# mahindra max 28 xl



## steve llong (Sep 16, 2019)

mahindra won't start, no dash lights,glow plugs or gauges. Put in a new battery and cleaned off the terminals and ground, still nothing. I jumped the starter and it turned over, but won't stay running. Also, the ground wire got warm to the touch and i'm only getting 10 amps from the meter . any ideas ??


----------



## steve llong (Sep 16, 2019)

steve llong said:


> mahindra won't start, no dash lights,glow plugs or gauges. Put in a new battery and cleaned off the terminals and ground, still nothing. I jumped the starter and it turned over, but won't stay running. Also, the ground wire got warm to the touch and i'm only getting 10 amps from the meter . any ideas ??


----------



## steve llong (Sep 16, 2019)

seems the wiring harness is a known issue wth these tractors, can I re-wire the battery direct to the starter, and eliminate the wiring harness ????


----------



## Fedup (Feb 25, 2014)

It's your tractor, so it's your choice.
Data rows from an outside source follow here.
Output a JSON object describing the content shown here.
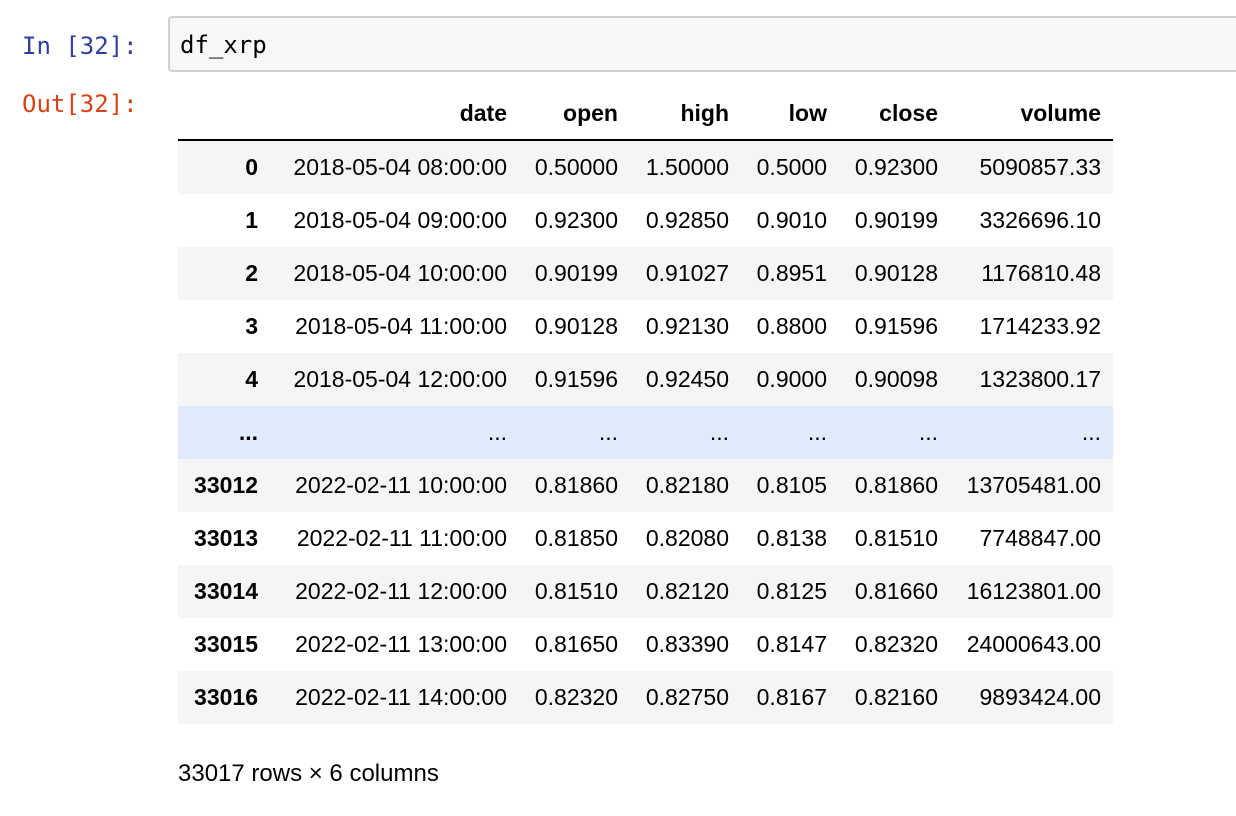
{
  "input_cell": {
    "prompt": "In [32]:",
    "code": "df_xrp"
  },
  "output_cell": {
    "prompt": "Out[32]:"
  },
  "dataframe": {
    "columns": [
      "",
      "date",
      "open",
      "high",
      "low",
      "close",
      "volume"
    ],
    "rows": [
      [
        "0",
        "2018-05-04 08:00:00",
        "0.50000",
        "1.50000",
        "0.5000",
        "0.92300",
        "5090857.33"
      ],
      [
        "1",
        "2018-05-04 09:00:00",
        "0.92300",
        "0.92850",
        "0.9010",
        "0.90199",
        "3326696.10"
      ],
      [
        "2",
        "2018-05-04 10:00:00",
        "0.90199",
        "0.91027",
        "0.8951",
        "0.90128",
        "1176810.48"
      ],
      [
        "3",
        "2018-05-04 11:00:00",
        "0.90128",
        "0.92130",
        "0.8800",
        "0.91596",
        "1714233.92"
      ],
      [
        "4",
        "2018-05-04 12:00:00",
        "0.91596",
        "0.92450",
        "0.9000",
        "0.90098",
        "1323800.17"
      ],
      [
        "...",
        "...",
        "...",
        "...",
        "...",
        "...",
        "..."
      ],
      [
        "33012",
        "2022-02-11 10:00:00",
        "0.81860",
        "0.82180",
        "0.8105",
        "0.81860",
        "13705481.00"
      ],
      [
        "33013",
        "2022-02-11 11:00:00",
        "0.81850",
        "0.82080",
        "0.8138",
        "0.81510",
        "7748847.00"
      ],
      [
        "33014",
        "2022-02-11 12:00:00",
        "0.81510",
        "0.82120",
        "0.8125",
        "0.81660",
        "16123801.00"
      ],
      [
        "33015",
        "2022-02-11 13:00:00",
        "0.81650",
        "0.83390",
        "0.8147",
        "0.82320",
        "24000643.00"
      ],
      [
        "33016",
        "2022-02-11 14:00:00",
        "0.82320",
        "0.82750",
        "0.8167",
        "0.82160",
        "9893424.00"
      ]
    ],
    "summary": "33017 rows × 6 columns"
  },
  "colors": {
    "in_prompt": "#303f9f",
    "out_prompt": "#d84315",
    "stripe": "#f5f5f5",
    "ellipsis_highlight": "#dfeafa",
    "input_bg": "#f7f7f7"
  }
}
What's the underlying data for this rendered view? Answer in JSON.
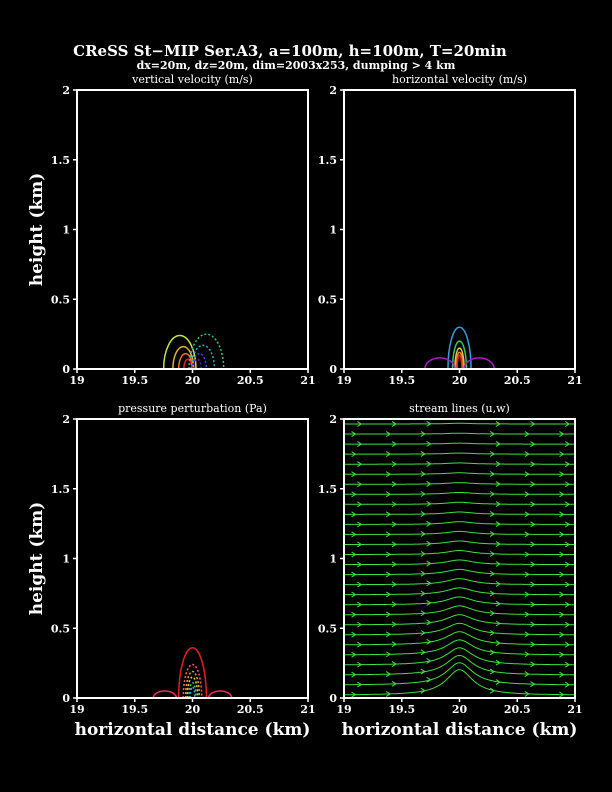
{
  "title": "CReSS St−MIP Ser.A3, a=100m, h=100m, T=20min",
  "subtitle": "dx=20m, dz=20m, dim=2003x253, dumping > 4 km",
  "chart_data": [
    {
      "type": "contour",
      "title": "vertical velocity (m/s)",
      "xlabel": "",
      "ylabel": "height (km)",
      "xlim": [
        19,
        21
      ],
      "ylim": [
        0,
        2
      ],
      "xticks": [
        "19",
        "19.5",
        "20",
        "20.5",
        "21"
      ],
      "yticks": [
        "0",
        "0.5",
        "1",
        "1.5",
        "2"
      ],
      "contours": [
        {
          "cx": 19.89,
          "rx": 0.14,
          "h": 0.24,
          "color": "#c8e640",
          "dash": false
        },
        {
          "cx": 19.92,
          "rx": 0.09,
          "h": 0.16,
          "color": "#e0b040",
          "dash": false
        },
        {
          "cx": 19.94,
          "rx": 0.06,
          "h": 0.11,
          "color": "#f07030",
          "dash": false
        },
        {
          "cx": 19.96,
          "rx": 0.035,
          "h": 0.07,
          "color": "#e02020",
          "dash": false
        },
        {
          "cx": 20.12,
          "rx": 0.15,
          "h": 0.25,
          "color": "#30c080",
          "dash": true
        },
        {
          "cx": 20.09,
          "rx": 0.1,
          "h": 0.17,
          "color": "#30a8c0",
          "dash": true
        },
        {
          "cx": 20.06,
          "rx": 0.06,
          "h": 0.11,
          "color": "#3050e0",
          "dash": true
        },
        {
          "cx": 20.04,
          "rx": 0.035,
          "h": 0.07,
          "color": "#6020c0",
          "dash": true
        }
      ]
    },
    {
      "type": "contour",
      "title": "horizontal velocity (m/s)",
      "xlabel": "",
      "ylabel": "",
      "xlim": [
        19,
        21
      ],
      "ylim": [
        0,
        2
      ],
      "xticks": [
        "19",
        "19.5",
        "20",
        "20.5",
        "21"
      ],
      "yticks": [
        "0",
        "0.5",
        "1",
        "1.5",
        "2"
      ],
      "contours": [
        {
          "cx": 20.0,
          "rx": 0.1,
          "h": 0.3,
          "color": "#30a0e0",
          "dash": false
        },
        {
          "cx": 20.0,
          "rx": 0.06,
          "h": 0.2,
          "color": "#40c060",
          "dash": false
        },
        {
          "cx": 20.0,
          "rx": 0.04,
          "h": 0.15,
          "color": "#d0d040",
          "dash": false
        },
        {
          "cx": 20.0,
          "rx": 0.03,
          "h": 0.12,
          "color": "#f08030",
          "dash": false
        },
        {
          "cx": 20.0,
          "rx": 0.02,
          "h": 0.1,
          "color": "#e02020",
          "dash": false
        },
        {
          "cx": 19.83,
          "rx": 0.13,
          "h": 0.08,
          "color": "#a020c0",
          "dash": false
        },
        {
          "cx": 20.17,
          "rx": 0.13,
          "h": 0.08,
          "color": "#a020c0",
          "dash": false
        }
      ]
    },
    {
      "type": "contour",
      "title": "pressure perturbation (Pa)",
      "xlabel": "horizontal distance (km)",
      "ylabel": "height (km)",
      "xlim": [
        19,
        21
      ],
      "ylim": [
        0,
        2
      ],
      "xticks": [
        "19",
        "19.5",
        "20",
        "20.5",
        "21"
      ],
      "yticks": [
        "0",
        "0.5",
        "1",
        "1.5",
        "2"
      ],
      "contours": [
        {
          "cx": 20.0,
          "rx": 0.12,
          "h": 0.36,
          "color": "#e02020",
          "dash": false
        },
        {
          "cx": 20.0,
          "rx": 0.08,
          "h": 0.24,
          "color": "#f06060",
          "dash": true
        },
        {
          "cx": 20.0,
          "rx": 0.06,
          "h": 0.19,
          "color": "#f0a030",
          "dash": true
        },
        {
          "cx": 20.0,
          "rx": 0.045,
          "h": 0.15,
          "color": "#d0d040",
          "dash": true
        },
        {
          "cx": 20.0,
          "rx": 0.03,
          "h": 0.11,
          "color": "#40c060",
          "dash": true
        },
        {
          "cx": 20.0,
          "rx": 0.02,
          "h": 0.08,
          "color": "#30b0e0",
          "dash": true
        },
        {
          "cx": 19.76,
          "rx": 0.1,
          "h": 0.05,
          "color": "#e03060",
          "dash": false
        },
        {
          "cx": 20.24,
          "rx": 0.1,
          "h": 0.05,
          "color": "#e03060",
          "dash": false
        }
      ]
    },
    {
      "type": "streamline",
      "title": "stream lines (u,w)",
      "xlabel": "horizontal distance (km)",
      "ylabel": "",
      "xlim": [
        19,
        21
      ],
      "ylim": [
        0,
        2
      ],
      "xticks": [
        "19",
        "19.5",
        "20",
        "20.5",
        "21"
      ],
      "yticks": [
        "0",
        "0.5",
        "1",
        "1.5",
        "2"
      ],
      "color": "#40e040",
      "n_lines": 28,
      "z_start": 0.02,
      "z_step": 0.072,
      "bump_height": 0.19,
      "bump_halfwidth": 0.14,
      "bump_decay_km": 0.55,
      "arrow_x": [
        19.1,
        19.4,
        19.7,
        20.3,
        20.6,
        20.9
      ]
    }
  ]
}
You can do any number of things to get the starter to operate. Of course "Safety Sam" is always lurking so we must be aware of the dangers of doing so. Not to mention that you stated the lights, gauges, etc don't work either. Safe bet the charging system will also be dead. Probably a better idea to do some basic troubleshooting before totally giving up on the harness. I don't know the later Mahindras at all, but my guess would be it won't stay running because the injection system probably needs power from one of the non operational circuits, and only tries to start because it gets a temporary boost from the start circuit you jumpered. Just guessing here.


----------